The solution is based and tested against the latest Horizon. It is not available for Meridian at this point, but will be in the future.

Scripts and core configuration

Due to how the current Docker images were designed and implemented, the solution requires multiple specialized scripts to configure each application properly. You could build your images and move the logic from the scripts executed via initContainers to your custom entry point script and simplify the Helm Chart.

The scripts configure only a certain number of things. Each deployment would likely need additional configuration, which is the main reason for using a Persistent Volume Claim (PVC) for the configuration directory of the Core OpenNMS instance.

One advantage of configuring that volume is allowing backups and access to the files without accessing the OpenNMS instances running in Kubernetes.

Time series databases

Multiple time series strategies are supported and you can switch from one to another as needed.
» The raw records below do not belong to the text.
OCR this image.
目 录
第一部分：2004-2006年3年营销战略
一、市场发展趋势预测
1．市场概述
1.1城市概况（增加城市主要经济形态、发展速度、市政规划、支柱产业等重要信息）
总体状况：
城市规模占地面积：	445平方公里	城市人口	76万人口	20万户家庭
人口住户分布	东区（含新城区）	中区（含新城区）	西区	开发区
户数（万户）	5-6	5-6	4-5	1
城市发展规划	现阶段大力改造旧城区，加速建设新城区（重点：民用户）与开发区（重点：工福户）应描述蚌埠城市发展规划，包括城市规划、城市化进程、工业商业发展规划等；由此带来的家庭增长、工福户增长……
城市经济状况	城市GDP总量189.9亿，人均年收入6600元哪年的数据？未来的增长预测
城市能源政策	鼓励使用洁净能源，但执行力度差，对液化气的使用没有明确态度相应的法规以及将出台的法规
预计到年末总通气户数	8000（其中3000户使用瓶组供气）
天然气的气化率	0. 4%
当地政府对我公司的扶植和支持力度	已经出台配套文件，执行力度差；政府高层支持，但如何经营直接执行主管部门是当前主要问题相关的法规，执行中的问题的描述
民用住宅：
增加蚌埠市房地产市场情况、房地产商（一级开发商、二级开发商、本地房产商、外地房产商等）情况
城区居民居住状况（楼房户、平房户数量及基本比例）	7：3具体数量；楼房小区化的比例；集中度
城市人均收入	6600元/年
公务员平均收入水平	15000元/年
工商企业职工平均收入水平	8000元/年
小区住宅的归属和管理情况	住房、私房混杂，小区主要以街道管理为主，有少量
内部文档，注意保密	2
Note that when switching strategies existing data is not migrated.


To alleviate load from OpenNMS, you can optionally start Sentinel instances for flow processing. That requires having an Elasticsearch cluster available. When Sentinels are present, Telemetryd is disabled in OpenNMS.

The OpenNMS Core and Sentinels are backed by a StatefulSet but keep in mind that there can be one and only one Core instance. To have multiple Sentinels, make sure you have enough partitions for the flow topics in your Kafka clusters, as all of them would be part of the same consumer group.

Log files and Grafana Loki

The current OpenNMS instances are not friendly when accessing log files. The Helm Chart allows you to configure Grafana Loki to centralize all the log messages. When the Loki server is configured, the Core instance and the Sentinel instances will forward logs to Loki. The current solution employs the sidecar pattern using Grafana Promtail to deliver the logs.

Docker images

You can customize all of the Docker images via Helm Values. The solution lets you configure custom Docker registries to access your custom images, or when all the images you plan to use will not be in Docker Hub or when your Kubernetes cluster will not have internet access. Keep in mind that your custom images should be based on those currently in use.


Containers are bundled with default plugins. You can add additional plugins by building your own container image (see kar-container for an example).

External dependencies

The Helm Chart assumes that all external dependencies are running somewhere else. None of them would be initialized or maintained here. Those are Loki, PostgreSQL, Elasticsearch, Kafka, and Cortex (when applied). The solution provides a script to start up a set of dependencies for testing as a part of the same cluster but this is not intended for production use.